ECLI:NL:RBDHA:2025:7016
Rechtbank Den Haag
- Voorlopige voorziening
- Rechtspraak.nl
Afwijzing verzoek om voorlopige voorziening in het kader van tijdelijke bescherming onder de Richtlijn Tijdelijke Bescherming
In deze zaak heeft de voorzieningenrechter van de Rechtbank Den Haag uitspraak gedaan op het verzoek van een verzoeker om een voorlopige voorziening in het kader van zijn aanvraag voor tijdelijke bescherming in Nederland. De aanvraag was eerder door de minister van Asiel en Migratie afgewezen op 23 mei 2024, en het bezwaar van de verzoeker tegen deze afwijzing werd op 7 november 2024 ongegrond verklaard.
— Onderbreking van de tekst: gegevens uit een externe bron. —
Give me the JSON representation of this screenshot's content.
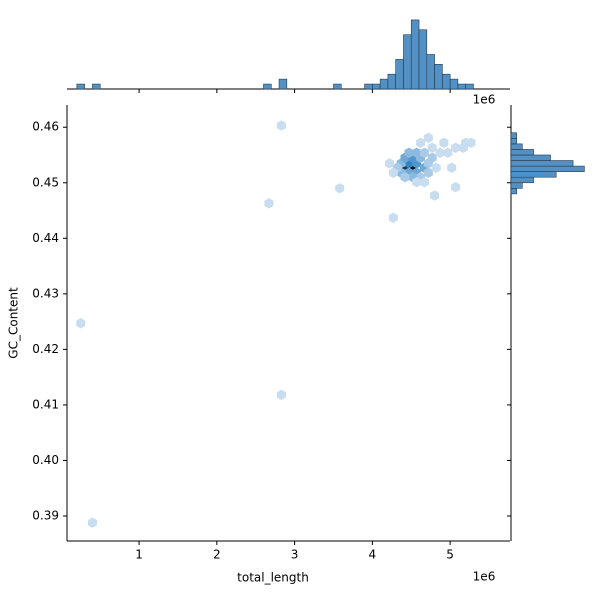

De verzoeker heeft hiertegen beroep ingesteld en verzocht om een voorlopige voorziening.
De voorzieningenrechter heeft in zijn beoordeling vastgesteld dat er inmiddels een uitspraak is gedaan op het beroep van de verzoeker, onder zaaknummer NL24.44492. Hierdoor is de noodzaak voor een voorlopige voorziening komen te vervallen. De voorzieningenrechter heeft het verzoek om een voorlopige voorziening dan ook afgewezen. Tevens is er geen aanleiding voor een proceskostenveroordeling.
De uitspraak is gedaan door mr. M. Munsterman, in aanwezigheid van griffier mr. D.G. van den Berg, en is openbaar gemaakt via een geanonimiseerde publicatie op rechtspraak.nl. Tegen deze uitspraak staat geen hoger beroep of verzet open.